The Average F1 Score for the model is 0.875 (I have 2 categories that are very closely related, so that's hurting accuracy a bit).
If I do a real-time prediction for a piece of text that should match positively for category 3 and 8, I get this result:
{
"Prediction": {
"details": {
"Algorithm": "SGD",
"PredictiveModelType": "MULTICLASS"
},
"predictedLabel": "8",
"predictedScores": {
"1": 0.002642059000208974,
"2": 0.010648942552506924,
"3": 0.41401588916778564,
"4": 0.02918998710811138,
"5": 0.008376320824027061,
"6": 0.009010250680148602,
"7": 0.006029266398400068,
"8": 0.4628857374191284,
"9": 0.04102163389325142,
"10": 0.01617990992963314
}
}
}
What I'm wondering is whether 3 & 8 both had effectively an ~80% certainty, but because they both matched the certainty was split between the two. If you sum all the predictedScores
, you get .999999997, which has me questioning whether there's a total 1.0 score that gets split amongst each of the available categories...
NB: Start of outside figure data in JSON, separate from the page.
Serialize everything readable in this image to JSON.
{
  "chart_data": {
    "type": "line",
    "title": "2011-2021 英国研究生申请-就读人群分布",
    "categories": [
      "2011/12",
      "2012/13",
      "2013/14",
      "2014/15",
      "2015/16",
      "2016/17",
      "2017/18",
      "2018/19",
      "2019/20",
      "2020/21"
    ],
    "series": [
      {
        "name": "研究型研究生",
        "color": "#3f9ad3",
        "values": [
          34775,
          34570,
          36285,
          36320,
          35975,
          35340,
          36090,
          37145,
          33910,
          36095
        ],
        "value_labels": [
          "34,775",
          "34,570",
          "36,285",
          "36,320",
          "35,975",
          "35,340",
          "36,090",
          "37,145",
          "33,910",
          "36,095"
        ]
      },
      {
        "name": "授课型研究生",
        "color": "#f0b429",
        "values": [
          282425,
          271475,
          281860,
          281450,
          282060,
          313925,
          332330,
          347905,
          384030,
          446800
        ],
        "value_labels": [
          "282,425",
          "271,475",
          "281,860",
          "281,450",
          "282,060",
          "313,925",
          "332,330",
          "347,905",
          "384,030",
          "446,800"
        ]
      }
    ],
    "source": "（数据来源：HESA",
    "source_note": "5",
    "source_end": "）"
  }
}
If I instead set up 10 different models, and did binary matches against each of them independently, would I see that 3 & 8 would score higher (e.g. something closer to 0.8)?
I guess a related question, that I don't really need answered but might help clarify the overall question, is ... If I had a theoretical piece of text that definitely fit all 10 categories, could Amazon Machine Learning respond with a predictedScore
value of 1.0 for each category? Or, because the maximum predictedScore
is 1.0, would it return 0.1 for each category?